At least 3-4 children in every class suffer from lung diseases such as asthma, sickle cell disease or cystic fibrosis, and lung diseases are the most common cause of long term illness in children. Understanding how the lungs work and develop during childhood is important for the diagnosis and management of these conditions.
One way to understand how the lungs work is by doing some breathing tests. Breathing tests are now available even for very young children, but we need to know what to expect in a healthy child before we can detect if lung disease is present in those with breathing difficulties.
We know that some factors affect how lungs grow, such as height, age and sex:
During childhood, lung function increases with age and height. The graph above shows values of Forced Expired Volume in 0.5 second (The amount of air which can be forcibly exhaled from the lungs in the first 0.5s after taking the deepest breath possible) in 622 healthy children from 0-9 years of age. It demonstrates that height (and age) is a major determinant of lung growth.
The graph above shows how lung function changes throughout life. During childhood lung function increases rapidly until 20-25 years of age. Up until puberty, lung function is similar in boys and girls of the same height and age, however as children go through puberty, chest growth is more rapid in boys and subsequently men on average have larger lungs than women of the same age and height.

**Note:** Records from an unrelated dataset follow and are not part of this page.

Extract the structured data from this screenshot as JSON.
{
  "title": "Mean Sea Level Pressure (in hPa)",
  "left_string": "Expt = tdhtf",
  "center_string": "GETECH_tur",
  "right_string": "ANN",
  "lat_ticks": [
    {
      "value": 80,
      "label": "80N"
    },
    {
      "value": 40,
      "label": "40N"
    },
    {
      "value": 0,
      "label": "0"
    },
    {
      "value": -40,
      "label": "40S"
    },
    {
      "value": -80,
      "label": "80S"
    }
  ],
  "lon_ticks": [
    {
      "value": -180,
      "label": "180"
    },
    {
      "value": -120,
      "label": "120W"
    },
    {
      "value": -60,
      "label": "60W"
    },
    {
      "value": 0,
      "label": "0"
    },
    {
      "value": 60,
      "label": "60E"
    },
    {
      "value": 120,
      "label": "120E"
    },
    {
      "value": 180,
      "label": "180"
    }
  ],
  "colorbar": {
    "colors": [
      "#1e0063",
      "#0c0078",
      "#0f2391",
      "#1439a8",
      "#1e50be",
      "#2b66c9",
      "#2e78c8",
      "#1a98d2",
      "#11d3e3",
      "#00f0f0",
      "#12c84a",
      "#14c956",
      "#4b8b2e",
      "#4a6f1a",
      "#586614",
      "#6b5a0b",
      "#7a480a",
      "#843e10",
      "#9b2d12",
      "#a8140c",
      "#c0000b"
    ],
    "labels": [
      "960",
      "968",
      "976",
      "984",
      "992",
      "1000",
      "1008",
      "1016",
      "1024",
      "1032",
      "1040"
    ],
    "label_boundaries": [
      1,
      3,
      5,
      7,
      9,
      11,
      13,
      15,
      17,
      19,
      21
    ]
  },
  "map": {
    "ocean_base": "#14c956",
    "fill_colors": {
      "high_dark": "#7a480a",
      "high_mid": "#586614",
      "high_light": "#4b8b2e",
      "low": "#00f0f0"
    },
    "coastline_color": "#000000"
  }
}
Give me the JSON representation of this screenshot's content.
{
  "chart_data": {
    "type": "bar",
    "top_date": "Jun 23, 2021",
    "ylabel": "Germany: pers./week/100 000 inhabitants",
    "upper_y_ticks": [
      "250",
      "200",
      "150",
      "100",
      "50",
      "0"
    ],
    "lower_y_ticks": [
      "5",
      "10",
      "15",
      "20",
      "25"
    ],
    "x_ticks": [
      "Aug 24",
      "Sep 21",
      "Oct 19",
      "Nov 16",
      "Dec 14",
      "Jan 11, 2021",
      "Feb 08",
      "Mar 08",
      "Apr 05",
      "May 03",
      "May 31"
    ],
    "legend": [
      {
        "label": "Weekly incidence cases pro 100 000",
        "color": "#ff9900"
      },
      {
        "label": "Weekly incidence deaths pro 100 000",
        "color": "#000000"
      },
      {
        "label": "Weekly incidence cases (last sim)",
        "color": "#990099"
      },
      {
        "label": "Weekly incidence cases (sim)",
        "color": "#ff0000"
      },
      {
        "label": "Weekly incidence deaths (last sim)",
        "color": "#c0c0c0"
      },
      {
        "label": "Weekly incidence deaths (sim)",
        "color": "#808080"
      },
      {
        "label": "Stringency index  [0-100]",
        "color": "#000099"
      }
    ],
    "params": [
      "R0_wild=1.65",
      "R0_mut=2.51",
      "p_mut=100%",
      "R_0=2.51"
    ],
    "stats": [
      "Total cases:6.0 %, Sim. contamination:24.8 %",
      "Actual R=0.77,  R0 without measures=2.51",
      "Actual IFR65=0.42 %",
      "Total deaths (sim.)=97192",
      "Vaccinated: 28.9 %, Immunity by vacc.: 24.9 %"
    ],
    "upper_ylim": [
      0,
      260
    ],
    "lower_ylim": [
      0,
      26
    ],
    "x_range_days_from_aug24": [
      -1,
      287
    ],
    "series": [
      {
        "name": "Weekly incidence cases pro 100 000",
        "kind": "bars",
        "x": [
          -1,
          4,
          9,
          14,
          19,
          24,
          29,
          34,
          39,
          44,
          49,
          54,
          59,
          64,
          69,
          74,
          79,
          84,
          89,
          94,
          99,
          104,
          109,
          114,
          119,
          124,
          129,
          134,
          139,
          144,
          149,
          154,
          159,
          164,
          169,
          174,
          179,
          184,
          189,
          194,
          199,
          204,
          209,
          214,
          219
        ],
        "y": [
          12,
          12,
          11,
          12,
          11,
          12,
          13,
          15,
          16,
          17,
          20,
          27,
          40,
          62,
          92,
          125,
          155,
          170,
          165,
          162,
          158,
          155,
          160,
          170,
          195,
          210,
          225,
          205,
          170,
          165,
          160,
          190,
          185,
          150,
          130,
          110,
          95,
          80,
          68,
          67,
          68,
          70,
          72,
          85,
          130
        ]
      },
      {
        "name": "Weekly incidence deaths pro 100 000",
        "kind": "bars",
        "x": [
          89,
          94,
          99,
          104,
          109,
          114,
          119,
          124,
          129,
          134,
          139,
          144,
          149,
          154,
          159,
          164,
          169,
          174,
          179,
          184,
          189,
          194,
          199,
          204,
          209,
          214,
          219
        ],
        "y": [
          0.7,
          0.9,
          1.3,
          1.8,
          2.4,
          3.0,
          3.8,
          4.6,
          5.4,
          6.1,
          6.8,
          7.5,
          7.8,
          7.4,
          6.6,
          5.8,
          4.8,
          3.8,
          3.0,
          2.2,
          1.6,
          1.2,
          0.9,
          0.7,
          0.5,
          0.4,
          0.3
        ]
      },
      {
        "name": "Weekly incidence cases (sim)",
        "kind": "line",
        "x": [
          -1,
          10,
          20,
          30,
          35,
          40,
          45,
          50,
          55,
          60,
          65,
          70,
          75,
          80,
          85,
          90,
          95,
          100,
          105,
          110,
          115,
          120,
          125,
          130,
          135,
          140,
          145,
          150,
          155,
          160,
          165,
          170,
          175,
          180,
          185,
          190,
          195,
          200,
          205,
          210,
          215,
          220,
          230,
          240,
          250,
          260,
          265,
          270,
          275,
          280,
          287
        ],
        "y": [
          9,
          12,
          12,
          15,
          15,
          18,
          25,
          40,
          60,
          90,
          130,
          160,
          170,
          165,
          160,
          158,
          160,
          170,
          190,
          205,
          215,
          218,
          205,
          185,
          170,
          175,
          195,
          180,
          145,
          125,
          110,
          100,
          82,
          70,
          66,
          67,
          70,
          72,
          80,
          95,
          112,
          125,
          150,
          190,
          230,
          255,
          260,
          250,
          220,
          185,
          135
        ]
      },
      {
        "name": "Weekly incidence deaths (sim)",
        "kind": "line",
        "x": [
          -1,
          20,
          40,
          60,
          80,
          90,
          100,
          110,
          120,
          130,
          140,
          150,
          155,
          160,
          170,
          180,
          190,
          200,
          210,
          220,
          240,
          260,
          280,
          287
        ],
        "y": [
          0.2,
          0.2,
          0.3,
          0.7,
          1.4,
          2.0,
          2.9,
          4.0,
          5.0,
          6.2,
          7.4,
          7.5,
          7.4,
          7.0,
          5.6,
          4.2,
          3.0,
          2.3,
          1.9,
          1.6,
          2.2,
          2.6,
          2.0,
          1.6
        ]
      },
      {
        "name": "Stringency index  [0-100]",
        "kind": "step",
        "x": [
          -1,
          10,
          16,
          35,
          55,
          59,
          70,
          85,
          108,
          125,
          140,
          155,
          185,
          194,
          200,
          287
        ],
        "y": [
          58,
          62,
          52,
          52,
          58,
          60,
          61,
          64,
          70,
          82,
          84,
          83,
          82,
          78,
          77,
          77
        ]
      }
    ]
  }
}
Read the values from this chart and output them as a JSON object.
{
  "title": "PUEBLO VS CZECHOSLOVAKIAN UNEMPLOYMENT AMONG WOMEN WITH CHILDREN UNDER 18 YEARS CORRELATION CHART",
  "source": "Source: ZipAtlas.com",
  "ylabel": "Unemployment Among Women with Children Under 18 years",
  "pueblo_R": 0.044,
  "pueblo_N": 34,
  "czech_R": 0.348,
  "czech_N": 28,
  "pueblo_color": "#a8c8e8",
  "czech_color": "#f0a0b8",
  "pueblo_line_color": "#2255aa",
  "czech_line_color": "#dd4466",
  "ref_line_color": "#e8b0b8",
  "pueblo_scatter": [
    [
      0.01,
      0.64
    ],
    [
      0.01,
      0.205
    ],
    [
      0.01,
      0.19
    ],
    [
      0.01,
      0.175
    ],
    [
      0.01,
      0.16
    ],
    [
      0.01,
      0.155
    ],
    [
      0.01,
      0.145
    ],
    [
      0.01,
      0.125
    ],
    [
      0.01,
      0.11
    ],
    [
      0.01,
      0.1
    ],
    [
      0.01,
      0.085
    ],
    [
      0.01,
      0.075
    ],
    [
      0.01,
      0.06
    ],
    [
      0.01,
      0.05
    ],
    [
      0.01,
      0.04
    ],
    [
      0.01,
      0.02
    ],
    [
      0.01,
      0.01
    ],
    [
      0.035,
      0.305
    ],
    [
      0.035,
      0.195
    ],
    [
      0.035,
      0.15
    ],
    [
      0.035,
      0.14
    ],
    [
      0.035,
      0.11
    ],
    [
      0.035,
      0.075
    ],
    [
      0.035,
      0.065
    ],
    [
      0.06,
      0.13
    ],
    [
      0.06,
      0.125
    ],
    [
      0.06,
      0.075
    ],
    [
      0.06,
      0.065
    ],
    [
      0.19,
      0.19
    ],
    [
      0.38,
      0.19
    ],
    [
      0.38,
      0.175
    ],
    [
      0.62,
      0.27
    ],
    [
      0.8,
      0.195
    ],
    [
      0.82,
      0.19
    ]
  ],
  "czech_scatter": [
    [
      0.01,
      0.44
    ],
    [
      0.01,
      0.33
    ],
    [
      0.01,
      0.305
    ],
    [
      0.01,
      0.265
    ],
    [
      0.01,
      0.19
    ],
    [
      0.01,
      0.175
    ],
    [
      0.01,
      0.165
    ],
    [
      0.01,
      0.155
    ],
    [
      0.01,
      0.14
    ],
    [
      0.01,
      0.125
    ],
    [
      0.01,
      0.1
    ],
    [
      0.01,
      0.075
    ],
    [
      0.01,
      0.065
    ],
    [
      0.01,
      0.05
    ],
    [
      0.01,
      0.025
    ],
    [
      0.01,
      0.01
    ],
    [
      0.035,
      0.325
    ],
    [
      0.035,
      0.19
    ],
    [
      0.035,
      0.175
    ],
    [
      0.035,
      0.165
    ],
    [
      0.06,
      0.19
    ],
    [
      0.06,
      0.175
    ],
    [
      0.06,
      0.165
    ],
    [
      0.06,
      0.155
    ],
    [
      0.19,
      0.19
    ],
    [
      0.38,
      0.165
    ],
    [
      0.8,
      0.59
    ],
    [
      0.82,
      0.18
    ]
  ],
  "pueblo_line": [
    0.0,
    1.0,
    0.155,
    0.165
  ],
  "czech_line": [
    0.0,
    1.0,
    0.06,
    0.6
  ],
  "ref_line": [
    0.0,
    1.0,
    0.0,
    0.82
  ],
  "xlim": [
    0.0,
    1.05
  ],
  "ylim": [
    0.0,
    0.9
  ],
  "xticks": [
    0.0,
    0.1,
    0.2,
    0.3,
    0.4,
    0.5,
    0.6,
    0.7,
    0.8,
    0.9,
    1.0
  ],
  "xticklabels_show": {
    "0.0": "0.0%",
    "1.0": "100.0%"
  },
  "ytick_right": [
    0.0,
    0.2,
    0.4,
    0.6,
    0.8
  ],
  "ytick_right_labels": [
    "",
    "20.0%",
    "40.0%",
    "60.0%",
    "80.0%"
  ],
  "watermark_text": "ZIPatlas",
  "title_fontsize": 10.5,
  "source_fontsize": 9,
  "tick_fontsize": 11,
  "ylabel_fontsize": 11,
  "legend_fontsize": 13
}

As shown above, the lungs grow rapidly during childhood so ‘expected values’ are usually based on height. However, this does not take ethnicity into account.
It has been shown previously that lung function (vital capacity) in healthy black soldiers was 6 to 12% lower than in white European soldiers.
The differences are thought to be due to differences in body physique and proportions.
Therefore, the relative contribution of body shape, size and composition needs to be investigated further in order to understand the underlying basis for the ethnic differences observed.
Our team has recently developed improved ‘lung growth charts’ for white European children, but these are not suitable for children from other ethnic groups, in whom respiratory diseases are very common. We therefore need to study lots of healthy children of all ethnicities, so that we can treat all children equally. In this study we investigated the relationship between body size and composition and lung growth in healthy children of all ethnicities (SLIC study). This has improved our understanding of how the lungs change as children grow and how to interpret the lung function results of children with lung disease irrespective of ethnic origin.